最相博子のカンボジア滞在記

     
私設の学校運営 エム・ボウン氏

 1月8日(火)、今日は車で20分ぐらいの村へ向かいました。最初の村のヴィレッジバンクの役員は、エム・ボウン氏という地雷被害者の男性。この人が、この村のヴィレッジバンクの頭取と貯蓄係を兼務していて、もう一人がローンを担当していました。

 このエム氏は、1994年に、戦争中に地雷を踏んだとのこと、しかもBー40という地雷が2つ重ねてあったらしいのです。右足の太ももから下を切断。右手は親指以外の指を切断、しかも、左足にも深い傷あとが残っていました。だれも生き延びることができるとは思わなかったそうです。

 すでに家族があった彼にとって、生きていくこと自体が大変で、治療費には約1000ドル(US)かかり、何もかも売らざるを得なかったそうです。

 1997年にこの村に移り、奥さんと二人で必死に働いて、子供たち6人をきちんと育てています。生れたのは9人なのですが、三人(2番目-7歳、4番目-三歳、5番目-2歳)を病気でなくしたそうです。病院に見せるお金がなかったからとのことでした。ちょうど被害にあった後のことらしいのです。

Emと新しい学校(エム・ボウン氏、戦争中に二重になっている地雷を踏み、片足と片手の指を失った。後ろに見えるのが、まだ柱と屋根だけの新しい校舎) 現在は、村に学校を開いています。学校といっても、わらぶきの家で、黒板一つとホワイトボード一つがあるだけで、床は土のままです。この村には学校がなく、5キロも離れていて、低学年の子供には通うのが困難なので、彼は奥さんと二人で、小さい子供たちを集めて教えているのです。

 午前と午後に2クラスずつあり、大人のクラスも開く予定とのことです。生徒の数は207名、年齢は6歳から12歳まで。現在、回りの村を含む4つの村から子供たちが通っています。この村は237人中126人が読み書きができないとのこと。もちろん何処からの援助もなく、一人の子供から1年にお米12キロというのが、年間の授業料とのことで、お金にして、4〜5000リエル(1ドルちょっと)です。

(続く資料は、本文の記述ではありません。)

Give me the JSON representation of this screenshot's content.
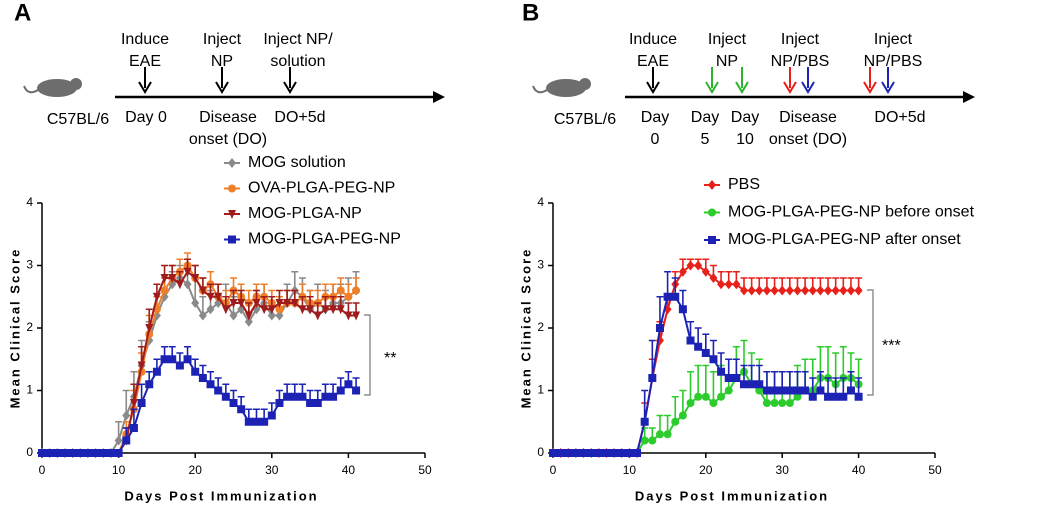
{
  "panel_labels": [
    "A",
    "B"
  ],
  "timelines": [
    {
      "strain": "C57BL/6",
      "events": [
        {
          "above": [
            "Induce",
            "EAE"
          ],
          "below": [
            "Day 0"
          ],
          "arrows": [
            "#000000"
          ]
        },
        {
          "above": [
            "Inject",
            "NP"
          ],
          "below": [
            "Disease",
            "onset (DO)"
          ],
          "arrows": [
            "#000000"
          ]
        },
        {
          "above": [
            "Inject NP/",
            "solution"
          ],
          "below": [
            "DO+5d"
          ],
          "arrows": [
            "#000000"
          ]
        }
      ]
    },
    {
      "strain": "C57BL/6",
      "events": [
        {
          "above": [
            "Induce",
            "EAE"
          ],
          "below": [
            "Day",
            "0"
          ],
          "arrows": [
            "#000000"
          ]
        },
        {
          "above": [
            "Inject",
            "NP"
          ],
          "below": [
            "Day",
            "5"
          ],
          "arrows": [
            "#2bb52b"
          ]
        },
        {
          "above": [],
          "below": [
            "Day",
            "10"
          ],
          "arrows": [
            "#2bb52b"
          ]
        },
        {
          "above": [
            "Inject",
            "NP/PBS"
          ],
          "below": [
            "Disease",
            "onset (DO)"
          ],
          "arrows": [
            "#e8201a",
            "#1c23b4"
          ]
        },
        {
          "above": [
            "Inject",
            "NP/PBS"
          ],
          "below": [
            "DO+5d"
          ],
          "arrows": [
            "#e8201a",
            "#1c23b4"
          ]
        }
      ]
    }
  ],
  "chart_data": [
    {
      "type": "line",
      "x_label": "Days Post Immunization",
      "y_label": "Mean Clinical Score",
      "significance": "**",
      "xlim": [
        0,
        50
      ],
      "xticks": [
        0,
        10,
        20,
        30,
        40,
        50
      ],
      "ylim": [
        0,
        4
      ],
      "yticks": [
        0,
        1,
        2,
        3,
        4
      ],
      "x": [
        0,
        1,
        2,
        3,
        4,
        5,
        6,
        7,
        8,
        9,
        10,
        11,
        12,
        13,
        14,
        15,
        16,
        17,
        18,
        19,
        20,
        21,
        22,
        23,
        24,
        25,
        26,
        27,
        28,
        29,
        30,
        31,
        32,
        33,
        34,
        35,
        36,
        37,
        38,
        39,
        40,
        41
      ],
      "series": [
        {
          "name": "MOG solution",
          "color": "#8a8a8a",
          "marker": "diamond",
          "values": [
            0,
            0,
            0,
            0,
            0,
            0,
            0,
            0,
            0,
            0,
            0.2,
            0.6,
            0.9,
            1.4,
            1.8,
            2.2,
            2.5,
            2.7,
            2.8,
            2.7,
            2.4,
            2.2,
            2.3,
            2.4,
            2.4,
            2.2,
            2.3,
            2.1,
            2.3,
            2.4,
            2.2,
            2.2,
            2.4,
            2.6,
            2.5,
            2.3,
            2.4,
            2.3,
            2.4,
            2.4,
            2.5,
            2.6
          ],
          "errors": [
            0,
            0,
            0,
            0,
            0,
            0,
            0,
            0,
            0,
            0,
            0.3,
            0.4,
            0.4,
            0.4,
            0.3,
            0.3,
            0.3,
            0.2,
            0.2,
            0.3,
            0.4,
            0.3,
            0.3,
            0.3,
            0.3,
            0.3,
            0.3,
            0.3,
            0.3,
            0.3,
            0.3,
            0.3,
            0.3,
            0.3,
            0.3,
            0.3,
            0.3,
            0.3,
            0.3,
            0.3,
            0.3,
            0.3
          ]
        },
        {
          "name": "OVA-PLGA-PEG-NP",
          "color": "#f07f2a",
          "marker": "circle",
          "values": [
            0,
            0,
            0,
            0,
            0,
            0,
            0,
            0,
            0,
            0,
            0,
            0.3,
            0.7,
            1.3,
            1.9,
            2.3,
            2.6,
            2.8,
            2.9,
            3.0,
            2.8,
            2.6,
            2.7,
            2.5,
            2.4,
            2.6,
            2.5,
            2.4,
            2.5,
            2.5,
            2.4,
            2.3,
            2.4,
            2.4,
            2.5,
            2.4,
            2.4,
            2.5,
            2.5,
            2.6,
            2.5,
            2.6
          ],
          "errors": [
            0,
            0,
            0,
            0,
            0,
            0,
            0,
            0,
            0,
            0,
            0,
            0.2,
            0.3,
            0.3,
            0.3,
            0.2,
            0.2,
            0.2,
            0.2,
            0.2,
            0.2,
            0.2,
            0.2,
            0.2,
            0.2,
            0.2,
            0.2,
            0.2,
            0.2,
            0.2,
            0.2,
            0.2,
            0.2,
            0.2,
            0.2,
            0.2,
            0.2,
            0.2,
            0.2,
            0.2,
            0.2,
            0.2
          ]
        },
        {
          "name": "MOG-PLGA-NP",
          "color": "#a01c1c",
          "marker": "triangle-down",
          "values": [
            0,
            0,
            0,
            0,
            0,
            0,
            0,
            0,
            0,
            0,
            0,
            0.2,
            0.8,
            1.4,
            2.0,
            2.5,
            2.8,
            2.8,
            2.7,
            2.9,
            2.8,
            2.6,
            2.5,
            2.5,
            2.3,
            2.4,
            2.4,
            2.2,
            2.4,
            2.3,
            2.3,
            2.4,
            2.4,
            2.4,
            2.3,
            2.3,
            2.2,
            2.3,
            2.3,
            2.3,
            2.2,
            2.2
          ],
          "errors": [
            0,
            0,
            0,
            0,
            0,
            0,
            0,
            0,
            0,
            0,
            0,
            0.2,
            0.3,
            0.3,
            0.3,
            0.2,
            0.2,
            0.2,
            0.2,
            0.2,
            0.2,
            0.2,
            0.2,
            0.2,
            0.2,
            0.2,
            0.2,
            0.2,
            0.2,
            0.2,
            0.2,
            0.2,
            0.2,
            0.2,
            0.2,
            0.2,
            0.2,
            0.2,
            0.2,
            0.2,
            0.2,
            0.2
          ]
        },
        {
          "name": "MOG-PLGA-PEG-NP",
          "color": "#1c23b4",
          "marker": "square",
          "values": [
            0,
            0,
            0,
            0,
            0,
            0,
            0,
            0,
            0,
            0,
            0,
            0.2,
            0.4,
            0.8,
            1.1,
            1.3,
            1.5,
            1.5,
            1.4,
            1.5,
            1.3,
            1.2,
            1.1,
            1.0,
            0.9,
            0.8,
            0.7,
            0.5,
            0.5,
            0.5,
            0.6,
            0.8,
            0.9,
            0.9,
            0.9,
            0.8,
            0.8,
            0.9,
            0.9,
            1.0,
            1.1,
            1.0
          ],
          "errors": [
            0,
            0,
            0,
            0,
            0,
            0,
            0,
            0,
            0,
            0,
            0,
            0.2,
            0.3,
            0.3,
            0.2,
            0.2,
            0.2,
            0.2,
            0.2,
            0.2,
            0.2,
            0.2,
            0.2,
            0.2,
            0.2,
            0.2,
            0.2,
            0.2,
            0.2,
            0.2,
            0.2,
            0.2,
            0.2,
            0.2,
            0.2,
            0.2,
            0.2,
            0.2,
            0.2,
            0.2,
            0.2,
            0.2
          ]
        }
      ]
    },
    {
      "type": "line",
      "x_label": "Days Post Immunization",
      "y_label": "Mean Clinical Score",
      "significance": "***",
      "xlim": [
        0,
        50
      ],
      "xticks": [
        0,
        10,
        20,
        30,
        40,
        50
      ],
      "ylim": [
        0,
        4
      ],
      "yticks": [
        0,
        1,
        2,
        3,
        4
      ],
      "x": [
        0,
        1,
        2,
        3,
        4,
        5,
        6,
        7,
        8,
        9,
        10,
        11,
        12,
        13,
        14,
        15,
        16,
        17,
        18,
        19,
        20,
        21,
        22,
        23,
        24,
        25,
        26,
        27,
        28,
        29,
        30,
        31,
        32,
        33,
        34,
        35,
        36,
        37,
        38,
        39,
        40
      ],
      "series": [
        {
          "name": "PBS",
          "color": "#e8201a",
          "marker": "diamond",
          "values": [
            0,
            0,
            0,
            0,
            0,
            0,
            0,
            0,
            0,
            0,
            0,
            0,
            0.5,
            1.2,
            1.8,
            2.3,
            2.7,
            2.9,
            3.0,
            3.0,
            2.9,
            2.8,
            2.7,
            2.7,
            2.7,
            2.6,
            2.6,
            2.6,
            2.6,
            2.6,
            2.6,
            2.6,
            2.6,
            2.6,
            2.6,
            2.6,
            2.6,
            2.6,
            2.6,
            2.6,
            2.6
          ],
          "errors": [
            0,
            0,
            0,
            0,
            0,
            0,
            0,
            0,
            0,
            0,
            0,
            0,
            0.3,
            0.3,
            0.3,
            0.2,
            0.2,
            0.2,
            0.1,
            0.1,
            0.2,
            0.2,
            0.2,
            0.2,
            0.2,
            0.2,
            0.2,
            0.2,
            0.2,
            0.2,
            0.2,
            0.2,
            0.2,
            0.2,
            0.2,
            0.2,
            0.2,
            0.2,
            0.2,
            0.2,
            0.2
          ]
        },
        {
          "name": "MOG-PLGA-PEG-NP before onset",
          "color": "#2bcc2b",
          "marker": "circle",
          "values": [
            0,
            0,
            0,
            0,
            0,
            0,
            0,
            0,
            0,
            0,
            0,
            0,
            0.2,
            0.2,
            0.3,
            0.3,
            0.5,
            0.6,
            0.8,
            0.9,
            0.9,
            0.8,
            0.9,
            1.0,
            1.2,
            1.3,
            1.1,
            1.0,
            0.8,
            0.8,
            0.8,
            0.8,
            0.9,
            1.0,
            1.0,
            1.2,
            1.2,
            1.1,
            1.2,
            1.2,
            1.1
          ],
          "errors": [
            0,
            0,
            0,
            0,
            0,
            0,
            0,
            0,
            0,
            0,
            0,
            0,
            0.2,
            0.2,
            0.3,
            0.3,
            0.4,
            0.4,
            0.5,
            0.5,
            0.5,
            0.5,
            0.5,
            0.5,
            0.5,
            0.5,
            0.5,
            0.5,
            0.5,
            0.5,
            0.5,
            0.5,
            0.5,
            0.5,
            0.5,
            0.5,
            0.5,
            0.5,
            0.5,
            0.4,
            0.4
          ]
        },
        {
          "name": "MOG-PLGA-PEG-NP after onset",
          "color": "#1c23b4",
          "marker": "square",
          "values": [
            0,
            0,
            0,
            0,
            0,
            0,
            0,
            0,
            0,
            0,
            0,
            0,
            0.5,
            1.2,
            2.0,
            2.5,
            2.5,
            2.3,
            1.8,
            1.7,
            1.6,
            1.5,
            1.3,
            1.2,
            1.2,
            1.1,
            1.1,
            1.1,
            1.0,
            1.0,
            1.0,
            1.0,
            1.0,
            1.0,
            0.9,
            1.0,
            0.9,
            0.9,
            0.9,
            1.0,
            0.9
          ],
          "errors": [
            0,
            0,
            0,
            0,
            0,
            0,
            0,
            0,
            0,
            0,
            0,
            0,
            0.5,
            0.6,
            0.5,
            0.4,
            0.3,
            0.3,
            0.3,
            0.3,
            0.3,
            0.3,
            0.3,
            0.3,
            0.3,
            0.3,
            0.3,
            0.3,
            0.3,
            0.3,
            0.3,
            0.3,
            0.3,
            0.3,
            0.3,
            0.3,
            0.3,
            0.3,
            0.3,
            0.3,
            0.3
          ]
        }
      ]
    }
  ]
}
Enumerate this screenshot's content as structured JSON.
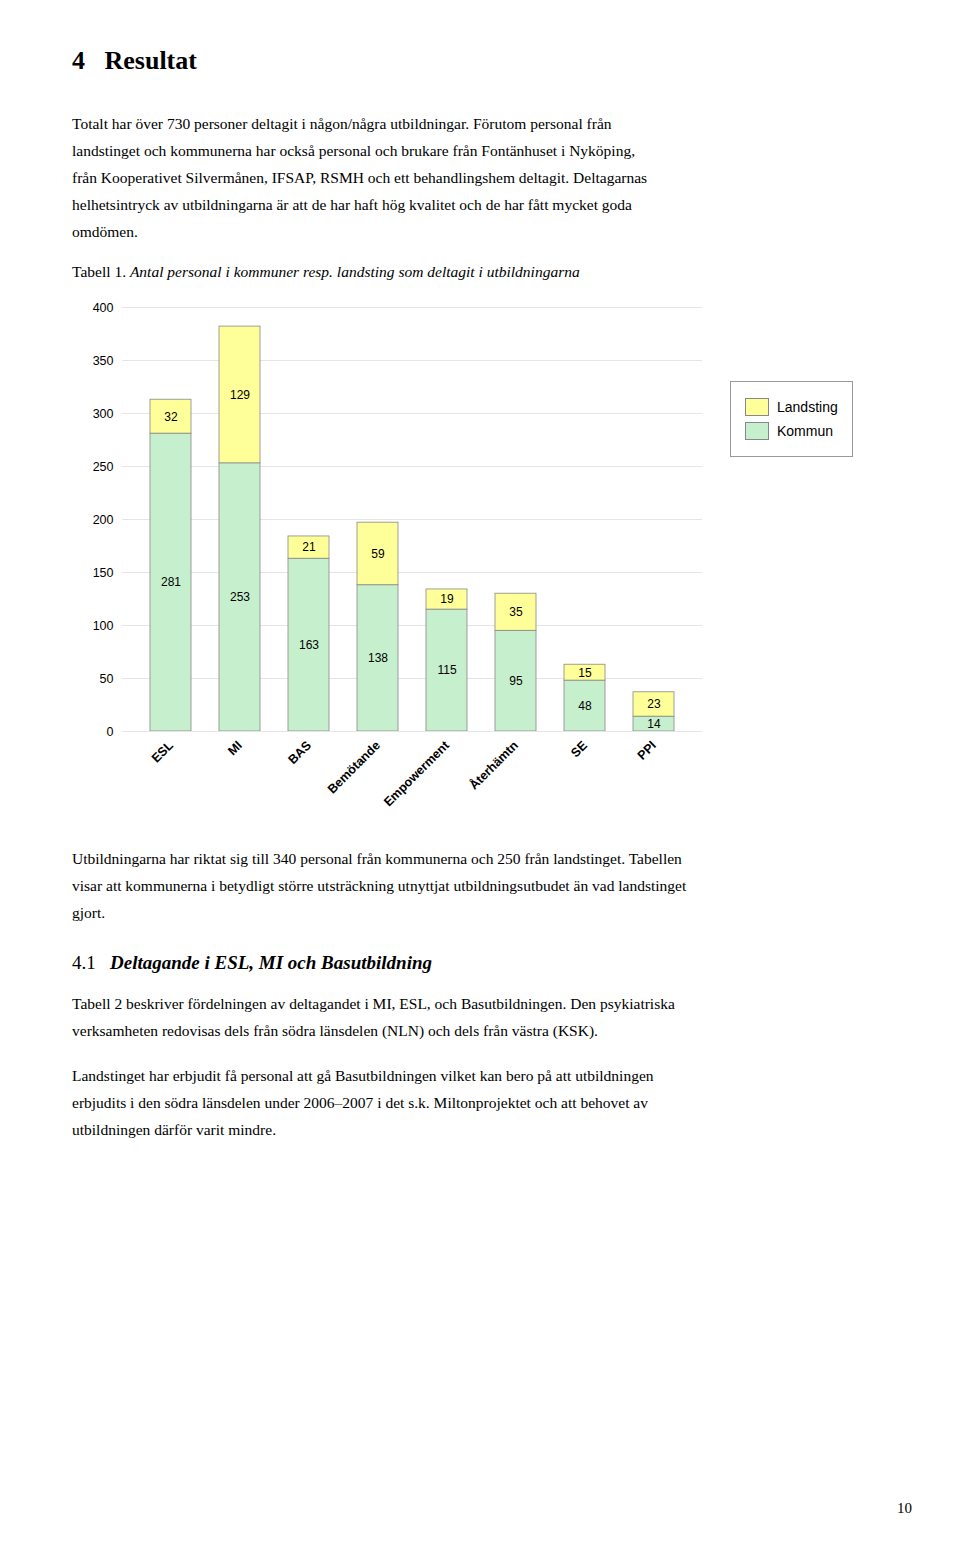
{
  "page": {
    "heading": "4   Resultat",
    "paragraphs_before": [
      [
        "Totalt har över 730 personer deltagit i någon/några utbildningar. Förutom personal från",
        "landstinget och kommunerna har också personal och brukare från Fontänhuset i Nyköping,",
        "från Kooperativet Silvermånen, IFSAP, RSMH och ett behandlingshem deltagit. Deltagarnas",
        "helhetsintryck av utbildningarna är att de har haft hög kvalitet och de har fått mycket goda",
        "omdömen."
      ]
    ],
    "paragraphs_after": [
      [
        "Utbildningarna har riktat sig till 340 personal från kommunerna och 250 från landstinget. Tabellen",
        "visar att kommunerna i betydligt större utsträckning utnyttjat utbildningsutbudet än vad landstinget",
        "gjort."
      ]
    ],
    "section": {
      "number": "4.1",
      "title": "Deltagande i ESL, MI och Basutbildning"
    },
    "section_paragraphs": [
      [
        "Tabell 2 beskriver fördelningen av deltagandet i MI, ESL, och Basutbildningen. Den psykiatriska",
        "verksamheten redovisas dels från södra länsdelen (NLN) och dels från västra (KSK)."
      ],
      [
        "Landstinget har erbjudit få personal att gå Basutbildningen vilket kan bero på att utbildningen",
        "erbjudits i den södra länsdelen under 2006–2007 i det s.k. Miltonprojektet och att behovet av",
        "utbildningen därför varit mindre."
      ]
    ],
    "page_number": "10"
  },
  "chart_data": {
    "type": "bar",
    "title": "Tabell 1. Antal personal i kommuner resp. landsting som deltagit i utbildningarna",
    "categories": [
      "ESL",
      "MI",
      "BAS",
      "Bemötande",
      "Empowerment",
      "Återhämtn",
      "SE",
      "PPI"
    ],
    "series": [
      {
        "name": "Kommun",
        "color": "#c6efce",
        "values": [
          281,
          253,
          163,
          138,
          115,
          95,
          48,
          14
        ]
      },
      {
        "name": "Landsting",
        "color": "#ffff99",
        "values": [
          32,
          129,
          21,
          59,
          19,
          35,
          15,
          23
        ]
      }
    ],
    "stacked": true,
    "data_labels": true,
    "ylim": [
      0,
      400
    ],
    "yticks": [
      0,
      50,
      100,
      150,
      200,
      250,
      300,
      350,
      400
    ],
    "grid": true,
    "legend": "right"
  }
}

 エム氏は現在、新しい校舎を作っているところでした。ただし、まだ柱と屋根だけで、壁もありません。今1番必要なものは、とたずねると、壁、という答えでした。300ドルあれば十分ということなので、帰る前に寄付することを約束しました。(ほとんどの経費をコンサーンが賄ってくれましたので、旅行費の一部を寄付しました)

 机はイスもないので、KLCCから、あるいは街頭募金をしてでも協力できないものかと思案中です。現在の校舎は雨季にはびしょぬれになるとのことなので、ここはぜひともKLCCから直接の支援をしようと思います。

 地雷の被害の多い地域といっても、そうそう被害者を見かけない理由がわかりました。兵士だった人は助かる確率が非常に高いのですが、一般庶民は、誰にも見つけられずに死んでいくか、仮に見つけられてもお金がなく、病院にいけないので、やはり死んでしまうケースが多いと言うことでした。だから本当の意味での被害者数はわからないのが現状のように思われます。これはカンボジアに限ったことではないでしょう。

 プノンペンやシェムリアップで見かける片足のない被害者たちと、村で出会った被害者たち、生きる姿勢に大きな違いがあります。考えさせられる点ですし、物乞いをしている被害者たちに、努力をしている被害者の姿を知って欲しいとも思いました。